The Office of Personnel Management (OPM) has authority under 5 U.S.C. 5305 to establish special salary rates for single positions or classes of positions when recruitment and retention of well-qualified individuals is handicapped by remoteness of an area, the undesirability of the working conditions, pay rates offered by state and private employers, and other conditions which OPM identifies. OPM may increase the minimum rates otherwise payable in one or more locations. Increases may also be made in one or more of the remaining rates of the affected grade or level. An increased minimum may not exceed the maximum rate prescribed by law for the grade or level by more than 30 percent. No rate may be established in excess of the rate of basic pay payable for Level V of the Executive Schedule. Special rates may be worldwide or national in coverage; they may be limited to specific agencies. 

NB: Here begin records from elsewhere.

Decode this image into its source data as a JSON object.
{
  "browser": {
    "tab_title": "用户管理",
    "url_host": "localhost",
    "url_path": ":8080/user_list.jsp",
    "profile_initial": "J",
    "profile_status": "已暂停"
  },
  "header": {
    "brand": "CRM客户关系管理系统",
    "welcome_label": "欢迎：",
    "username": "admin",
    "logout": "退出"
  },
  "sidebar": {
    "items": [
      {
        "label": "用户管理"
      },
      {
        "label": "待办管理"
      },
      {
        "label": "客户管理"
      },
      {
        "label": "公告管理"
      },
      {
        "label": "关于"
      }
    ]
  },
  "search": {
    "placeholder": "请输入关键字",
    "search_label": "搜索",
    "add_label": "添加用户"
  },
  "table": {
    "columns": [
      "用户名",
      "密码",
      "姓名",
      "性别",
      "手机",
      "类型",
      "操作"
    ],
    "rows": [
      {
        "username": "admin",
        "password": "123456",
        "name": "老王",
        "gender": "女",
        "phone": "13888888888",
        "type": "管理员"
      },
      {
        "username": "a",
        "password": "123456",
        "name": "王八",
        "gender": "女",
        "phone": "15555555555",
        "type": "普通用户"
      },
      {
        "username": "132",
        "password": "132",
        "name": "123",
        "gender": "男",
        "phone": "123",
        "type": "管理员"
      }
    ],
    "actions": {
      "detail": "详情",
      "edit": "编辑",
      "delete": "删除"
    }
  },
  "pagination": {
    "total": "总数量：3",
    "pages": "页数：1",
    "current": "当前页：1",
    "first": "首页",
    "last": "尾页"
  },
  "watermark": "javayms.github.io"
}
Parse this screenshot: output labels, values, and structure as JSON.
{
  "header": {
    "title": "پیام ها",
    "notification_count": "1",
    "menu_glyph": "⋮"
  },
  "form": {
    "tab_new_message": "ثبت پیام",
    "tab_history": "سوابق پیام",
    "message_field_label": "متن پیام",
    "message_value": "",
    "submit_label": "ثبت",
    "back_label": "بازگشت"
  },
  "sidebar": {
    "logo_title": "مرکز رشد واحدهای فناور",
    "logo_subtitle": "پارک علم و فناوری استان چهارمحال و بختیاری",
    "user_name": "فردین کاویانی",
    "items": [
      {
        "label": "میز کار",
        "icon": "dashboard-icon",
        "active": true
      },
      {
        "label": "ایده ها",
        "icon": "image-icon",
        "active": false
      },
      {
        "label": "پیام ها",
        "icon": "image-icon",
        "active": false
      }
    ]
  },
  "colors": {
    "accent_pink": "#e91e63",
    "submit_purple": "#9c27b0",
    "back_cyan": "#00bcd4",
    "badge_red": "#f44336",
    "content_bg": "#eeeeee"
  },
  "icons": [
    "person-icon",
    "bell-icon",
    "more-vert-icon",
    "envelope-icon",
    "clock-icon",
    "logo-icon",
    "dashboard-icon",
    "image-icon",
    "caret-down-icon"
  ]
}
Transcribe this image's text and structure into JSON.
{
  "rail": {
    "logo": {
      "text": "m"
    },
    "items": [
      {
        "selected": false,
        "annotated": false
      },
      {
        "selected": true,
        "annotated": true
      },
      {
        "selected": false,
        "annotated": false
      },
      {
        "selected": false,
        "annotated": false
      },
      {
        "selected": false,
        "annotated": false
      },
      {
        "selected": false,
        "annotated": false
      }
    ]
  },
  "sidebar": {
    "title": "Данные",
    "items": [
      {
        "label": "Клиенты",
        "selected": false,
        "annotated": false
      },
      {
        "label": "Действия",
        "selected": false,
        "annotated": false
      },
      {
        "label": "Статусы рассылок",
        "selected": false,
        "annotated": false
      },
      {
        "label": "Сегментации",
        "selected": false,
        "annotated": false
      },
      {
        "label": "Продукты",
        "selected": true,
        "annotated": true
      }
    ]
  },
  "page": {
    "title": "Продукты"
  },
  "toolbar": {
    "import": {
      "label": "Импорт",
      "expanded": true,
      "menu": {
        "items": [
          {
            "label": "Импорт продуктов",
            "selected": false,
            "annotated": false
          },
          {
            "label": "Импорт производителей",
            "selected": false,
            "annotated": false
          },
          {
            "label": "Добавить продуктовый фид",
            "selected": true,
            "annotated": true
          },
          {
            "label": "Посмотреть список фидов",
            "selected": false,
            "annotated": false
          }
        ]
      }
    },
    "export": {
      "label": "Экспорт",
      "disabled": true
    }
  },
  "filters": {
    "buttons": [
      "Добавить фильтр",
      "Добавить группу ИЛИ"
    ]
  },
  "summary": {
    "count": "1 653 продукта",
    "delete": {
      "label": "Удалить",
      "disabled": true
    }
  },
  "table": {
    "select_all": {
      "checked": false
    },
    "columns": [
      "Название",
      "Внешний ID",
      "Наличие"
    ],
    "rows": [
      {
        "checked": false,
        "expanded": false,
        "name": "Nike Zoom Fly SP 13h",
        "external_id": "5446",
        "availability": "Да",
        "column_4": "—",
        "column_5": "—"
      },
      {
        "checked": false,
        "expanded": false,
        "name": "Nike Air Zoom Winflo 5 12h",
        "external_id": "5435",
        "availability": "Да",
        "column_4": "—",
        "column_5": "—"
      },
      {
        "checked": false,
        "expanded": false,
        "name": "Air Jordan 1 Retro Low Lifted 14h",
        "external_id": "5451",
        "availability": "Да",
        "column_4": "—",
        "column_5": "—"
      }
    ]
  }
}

A request to establish special rates must be sent to OPM over the signature of the Department's Director for Human Resources Management. Line management, with assistance from the servicing human resources management staff, must be able to support any such request with recruitment and retention statistics; salary data for comparable non-Federal positions; information on the impact to the agency mission of the recruitment situation; and descriptions of training, job engineering, and other flexibilities tried to improve the staffing situation. Failure to provide OPM with appropriate justification will delay, if not moot, action on the request. 

Occasionally, other Federal agencies seeking to establish special rates will contact line management directly to garner support for their request. All such calls should be referred to the servicing human resources manager. When OPM establishes special rates for a position in response to one agency's request, it will extend the opportunity for coverage under these rates to agencies having the same positions (and no justification will be necessary). 

The OPM traditionally reviews special rates in September of each year to ascertain that the recruitment and retention difficulties which justified position coverage initially are still valid. Heads of operating units that have special rates in effect may expect to be contacted by their servicing human resources managers to certify whether coverage should be continued, discontinued or revised; whether the rate payable should be increased by the general increase, by more than the amount of the general increase, or less than that amount; and whether funds are available to pay any such increases. Servicing human resource managers should expect to provide accession and loss data for grades and series covered by special rates in conjunction with this annual review.